En 2015, la Belgique pensait renflouer son budget en taxant davantage le vin et les spiritueux. Dix ans plus tard, les chiffres démontrent que le calcul politique s’est transformé en contre-performance économique. Explications.
En novembre 2015, dans le cadre du tax shift, le gouvernement belge avait décidé d’augmenter les taux d’accises sur le vin et les spiritueux de respectivement 31 % et 41 %. L’objectif de cette mesure était de générer entre 220 et 227 millions d’euros supplémentaires par an entre 2016 et 2020 grâce aux boissons alcoolisées afin de soutenir le budget déjà sous pression à l’époque.

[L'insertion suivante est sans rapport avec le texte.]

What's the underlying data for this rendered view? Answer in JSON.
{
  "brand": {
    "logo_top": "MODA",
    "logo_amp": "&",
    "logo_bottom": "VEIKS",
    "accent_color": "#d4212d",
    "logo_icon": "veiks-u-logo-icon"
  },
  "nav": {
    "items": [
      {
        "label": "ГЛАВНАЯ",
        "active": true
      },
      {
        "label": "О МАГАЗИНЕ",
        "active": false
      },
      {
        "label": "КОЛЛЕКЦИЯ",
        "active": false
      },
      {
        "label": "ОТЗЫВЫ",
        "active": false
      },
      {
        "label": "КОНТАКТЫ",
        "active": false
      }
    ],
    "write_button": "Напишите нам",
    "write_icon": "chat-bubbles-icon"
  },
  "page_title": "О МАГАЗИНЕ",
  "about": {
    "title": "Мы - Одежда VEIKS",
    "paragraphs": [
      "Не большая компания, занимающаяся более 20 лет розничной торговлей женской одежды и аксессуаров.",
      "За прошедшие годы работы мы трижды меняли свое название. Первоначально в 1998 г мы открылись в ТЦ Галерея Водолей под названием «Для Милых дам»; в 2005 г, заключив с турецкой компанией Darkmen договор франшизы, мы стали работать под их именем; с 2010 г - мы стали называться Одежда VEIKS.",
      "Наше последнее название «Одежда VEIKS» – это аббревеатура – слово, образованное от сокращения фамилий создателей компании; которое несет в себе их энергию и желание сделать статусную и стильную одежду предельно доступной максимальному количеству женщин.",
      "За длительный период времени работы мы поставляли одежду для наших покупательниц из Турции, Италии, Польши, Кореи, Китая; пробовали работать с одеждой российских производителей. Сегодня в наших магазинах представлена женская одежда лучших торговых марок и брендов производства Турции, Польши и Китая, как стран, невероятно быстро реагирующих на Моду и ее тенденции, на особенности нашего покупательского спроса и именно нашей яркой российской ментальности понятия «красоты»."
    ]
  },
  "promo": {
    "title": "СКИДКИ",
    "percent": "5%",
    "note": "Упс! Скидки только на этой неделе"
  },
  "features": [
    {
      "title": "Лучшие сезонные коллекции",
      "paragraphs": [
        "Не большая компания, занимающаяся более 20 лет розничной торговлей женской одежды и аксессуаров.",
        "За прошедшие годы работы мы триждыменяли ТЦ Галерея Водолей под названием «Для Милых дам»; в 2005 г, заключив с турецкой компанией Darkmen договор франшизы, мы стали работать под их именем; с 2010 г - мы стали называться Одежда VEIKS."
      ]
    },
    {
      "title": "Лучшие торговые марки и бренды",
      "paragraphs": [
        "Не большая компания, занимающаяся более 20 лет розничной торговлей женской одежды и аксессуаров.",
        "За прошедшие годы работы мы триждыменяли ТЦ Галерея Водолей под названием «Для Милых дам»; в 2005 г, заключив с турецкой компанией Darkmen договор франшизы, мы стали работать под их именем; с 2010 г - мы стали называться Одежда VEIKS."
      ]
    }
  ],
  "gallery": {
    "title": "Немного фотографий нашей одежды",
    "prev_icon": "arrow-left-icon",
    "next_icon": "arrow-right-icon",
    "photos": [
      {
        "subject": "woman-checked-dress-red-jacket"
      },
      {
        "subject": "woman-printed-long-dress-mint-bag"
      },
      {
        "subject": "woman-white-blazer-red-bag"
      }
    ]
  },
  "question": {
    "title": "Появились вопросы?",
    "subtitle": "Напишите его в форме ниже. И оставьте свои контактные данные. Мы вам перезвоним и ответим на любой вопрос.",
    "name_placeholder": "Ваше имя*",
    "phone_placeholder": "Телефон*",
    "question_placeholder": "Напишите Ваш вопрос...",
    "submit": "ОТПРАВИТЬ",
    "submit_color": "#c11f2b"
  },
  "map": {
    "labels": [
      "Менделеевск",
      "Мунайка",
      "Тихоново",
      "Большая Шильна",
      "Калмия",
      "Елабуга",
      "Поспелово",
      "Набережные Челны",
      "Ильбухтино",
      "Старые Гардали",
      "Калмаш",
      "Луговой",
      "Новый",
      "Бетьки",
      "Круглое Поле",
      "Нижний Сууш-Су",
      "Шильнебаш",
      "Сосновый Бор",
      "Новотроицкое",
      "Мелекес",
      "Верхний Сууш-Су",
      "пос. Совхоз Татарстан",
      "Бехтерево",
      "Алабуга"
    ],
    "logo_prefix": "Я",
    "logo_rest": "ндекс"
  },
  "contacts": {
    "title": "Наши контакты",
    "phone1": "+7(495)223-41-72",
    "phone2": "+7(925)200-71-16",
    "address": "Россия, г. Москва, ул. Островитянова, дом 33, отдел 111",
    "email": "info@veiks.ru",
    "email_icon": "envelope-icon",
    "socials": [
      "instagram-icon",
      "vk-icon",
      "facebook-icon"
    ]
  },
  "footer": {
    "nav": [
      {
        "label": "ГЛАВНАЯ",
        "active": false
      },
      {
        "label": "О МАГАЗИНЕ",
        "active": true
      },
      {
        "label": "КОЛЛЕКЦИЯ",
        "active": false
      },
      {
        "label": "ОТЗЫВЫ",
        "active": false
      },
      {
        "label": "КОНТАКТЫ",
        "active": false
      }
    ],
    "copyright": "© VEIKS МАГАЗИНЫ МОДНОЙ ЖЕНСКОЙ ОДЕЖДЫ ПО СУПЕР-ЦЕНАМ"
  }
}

Le paradoxe fiscal : hausse des taxes, baisse des recettes
Dix ans plus tard, le bilan que dresse Vinum Et Spiritus, la fédération du secteur, est interpelant. Au cours des premières années qui ont suivi l’augmentation des taux d’accises, les recettes fiscales ont augmenté. Mais, elles sont restées en deçà des prévisions, qui tablaient sur un supplément de 220 à 227 millions d’euros par an. À cela s’est ajoutée une perte de recettes de TVA, celles-ci s’étant déplacées vers les pays voisins.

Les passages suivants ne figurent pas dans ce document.